Here is what we have: four companies and four somewhat complex bespoke solutions. It seems likely that if we interviewed a hundred representatives from a hundred different companies we would get at least a hundred different solutions. It is also not difficult to imagine that multiple protocols for managing R and package versions imposed a fairly complex project management solution on the FDA as it simultaneously deals with submissions from multiple sponsors.

In the R Consortium’s R Submissions Work Group meeting we have been discussing whether there might be a simple solution for at least dealing with the R versioning problem that might serve as a de facto standard for the industry.

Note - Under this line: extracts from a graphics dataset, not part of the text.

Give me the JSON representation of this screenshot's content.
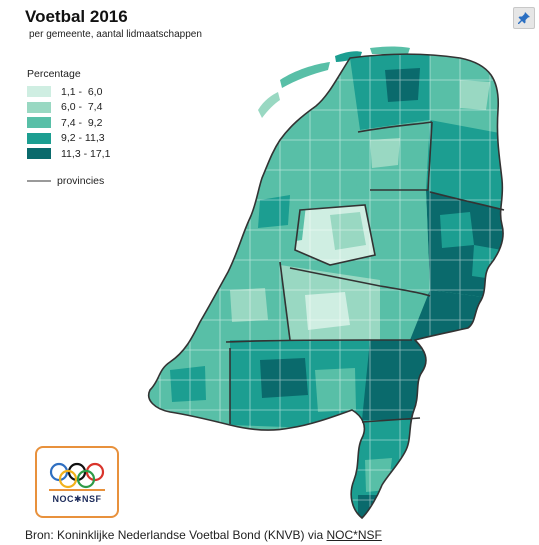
{
  "title": "Voetbal 2016",
  "subtitle": "per gemeente, aantal lidmaatschappen",
  "legend": {
    "title": "Percentage",
    "classes": [
      {
        "range": "1,1 -  6,0",
        "color": "#cfeee2"
      },
      {
        "range": "6,0 -  7,4",
        "color": "#99d8c2"
      },
      {
        "range": "7,4 -  9,2",
        "color": "#58bfa7"
      },
      {
        "range": "9,2 - 11,3",
        "color": "#1c9e91"
      },
      {
        "range": "11,3 - 17,1",
        "color": "#0a6a6c"
      }
    ],
    "provinces_label": "provincies"
  },
  "source": {
    "prefix": "Bron: Koninklijke Nederlandse Voetbal Bond (KNVB) via ",
    "link": "NOC*NSF"
  },
  "logo": {
    "text": "NOC✱NSF"
  },
  "icons": {
    "pin": "pin-icon",
    "rings": "olympic-rings-icon"
  }
}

One suggestion that has gained some traction is that sponsors use the previous minor and latest patched R version for a submission. For example, if R version 4.4.0 is currently available then it is suggested that a sponsor uses the latest patch version (4.3.z). If R version 4.5.0 becomes available, then it is suggested that a sponsor uses the latest patch version (4.4.z). This ensures that the minor version is stable and most likely available to all stakeholders. Of course, if a version change eliminates a security problem, that might be preferred. (Note that R versions are organized as R x.y.z where, x is the major version, y is the minor version, and z is the patch version.)